Lo de 'vate' no lo escribo para no repetir el término 'poeta', sino porque en el vate se da una relación con lo sagrado que no es imprescindible en el poeta, aunque 'Das Heilige' (y aprovecho para rendir homenaje al estupendo libro de Rudolf Otto del mismo título, publicado en 1917) esté presente de alguna forma en todos y cada uno de los poemas de un poeta que se precie de serlo.
Mi poema favorito de Cirlot es 'Momento'. Comienza así: «Mi cuerpo se pasea por una habitación llena de libros y espadas y con dos cruces góticas; / sobre mi mesa están 'Art of the European Iron Age' y 'The Age of Plantagenets and Valois', aparte de un resumen de la 'Ars Magna' de Lulio». A mí me pasa igual que al yo poético del maestro, pero no hay espadas ni cruces góticas en mi derredor. Debo conformarme con varias decenas de miles de libros y con una colección cirlotiana cada vez más nutrida. Para muestra un botón: el ejemplar encuadernado por Brugalla que ahora tengo en las manos, número 1 (de 50 ejemplares) de 'Cordero del abismo' (Barcelona, 1946), uno de los conjuntos más hermosos de letanías típicas de su autor, con las que recreaba el mundo a golpe de runa indescifrable, como uno de aquellos ocultistas que surgieron en la Edad Moderna europea y que con tanta erudición y agudeza estudió François Secret en su espléndida monografía 'Les kabbalistes chrétiens de la Renaissance' (1964).

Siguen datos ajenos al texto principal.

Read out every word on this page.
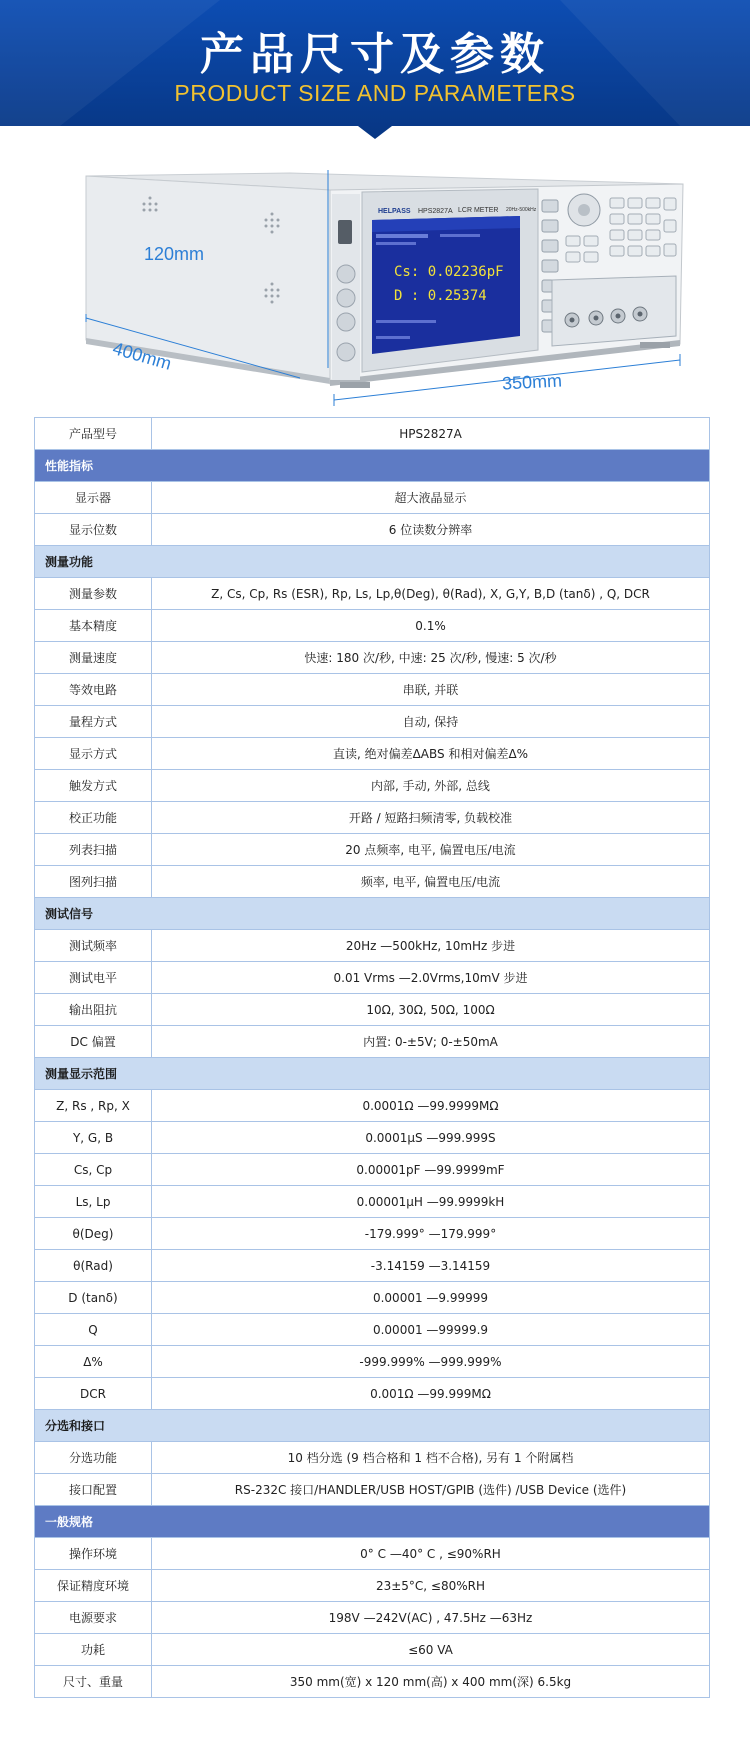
产品尺寸及参数
PRODUCT SIZE AND PARAMETERS
HELPASS HPS2827A LCR METER 20Hz-500kHz
Cs: 0.02236pF
D : 0.25374
120mm
400mm
350mm
产品型号	HPS2827A
性能指标	
显示器	超大液晶显示
显示位数	6 位读数分辨率
测量功能	
测量参数	Z, Cs, Cp, Rs (ESR), Rp, Ls, Lp,θ(Deg), θ(Rad), X, G,Y, B,D (tanδ) , Q, DCR
基本精度	0.1%
测量速度	快速: 180 次/秒, 中速: 25 次/秒, 慢速: 5 次/秒
等效电路	串联, 并联
量程方式	自动, 保持
显示方式	直读, 绝对偏差ΔABS 和相对偏差Δ%
触发方式	内部, 手动, 外部, 总线
校正功能	开路 / 短路扫频清零, 负载校准
列表扫描	20 点频率, 电平, 偏置电压/电流
图列扫描	频率, 电平, 偏置电压/电流
测试信号	
测试频率	20Hz —500kHz, 10mHz 步进
测试电平	0.01 Vrms —2.0Vrms,10mV 步进
输出阻抗	10Ω, 30Ω, 50Ω, 100Ω
DC 偏置	内置: 0-±5V; 0-±50mA
测量显示范围	
Z, Rs , Rp, X	0.0001Ω —99.9999MΩ
Y, G, B	0.0001μS —999.999S
Cs, Cp	0.00001pF —99.9999mF
Ls, Lp	0.00001μH —99.9999kH
θ(Deg)	-179.999° —179.999°
θ(Rad)	-3.14159 —3.14159
D (tanδ)	0.00001 —9.99999
Q	0.00001 —99999.9
Δ%	-999.999% —999.999%
DCR	0.001Ω —99.999MΩ
分选和接口	
分选功能	10 档分选 (9 档合格和 1 档不合格), 另有 1 个附属档
接口配置	RS-232C 接口/HANDLER/USB HOST/GPIB (选件) /USB Device (选件)
一般规格	
操作环境	0° C —40° C , ≤90%RH
保证精度环境	23±5°C, ≤80%RH
电源要求	198V —242V(AC) , 47.5Hz —63Hz
功耗	≤60 VA
尺寸、重量	350 mm(宽) x 120 mm(高) x 400 mm(深) 6.5kg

Pero volvamos a 'Momento', porque ese poema de Juan Eduardo Cirlot nos ofrece un autorretrato digno de los grandes retratistas británicos de la segunda mitad del siglo XVIII (los Joshua Reynolds, Thomas Gainsborough, George Romney, Henry Raeburn y compañía), solo que con versículos de raíz bíblica en lugar de con pinceladas. Lo está escribiendo –él mismo nos lo dice en uno de esos versículos– a las seis de la tarde de finales de mayo de 1971, y de repente le surge una pregunta inevitable, angustiosa, perentoria: si fuese a morir esa misma tarde y él lo supiese de antemano, qué sentiría y pensaría minutos antes, tal vez segundos antes, de su desaparición definitiva, de su viaje sin regreso al país donde las espadas, las cruces góticas y los libros carecen de sentido. Y se responde a sí mismo: «Sé que me espera la nada, y como la nada es inexperimentable, me espera algo no sé dónde ni cómo, / posiblemente ser en cualquier existente como ahora soy en Juan Eduardo Cirlot». Y ahí comienza un proceso de metempsícosis donde iremos viendo a Cirlot bajo la especie de un guerrero de los tiempos románicos en busca de su amada perdida, o como un vendedor de caballos en el Egipto faraónico, pero siempre señalado por los demás con el sobrenombre de «el Triste».
El primer verso del primer soneto que publicó en su vida, perteneciente a la 'plaquette' barcelonesa 'Seis sonetos y un poema del amor celeste' (1943), nos sitúa ya en la gama cromática que domina su paleta: «De esta atmósfera gris, desamparada», reza ese endecasílabo inaugural. En otra ocasión dijo: «Voy vestido de gris. / De vez en cuando una corbata rosa». No cabe duda de que el gris y el rosa combinan a la perfección.
Luis Alberto de Cuenca es miembro de la Real Academia de la Historia.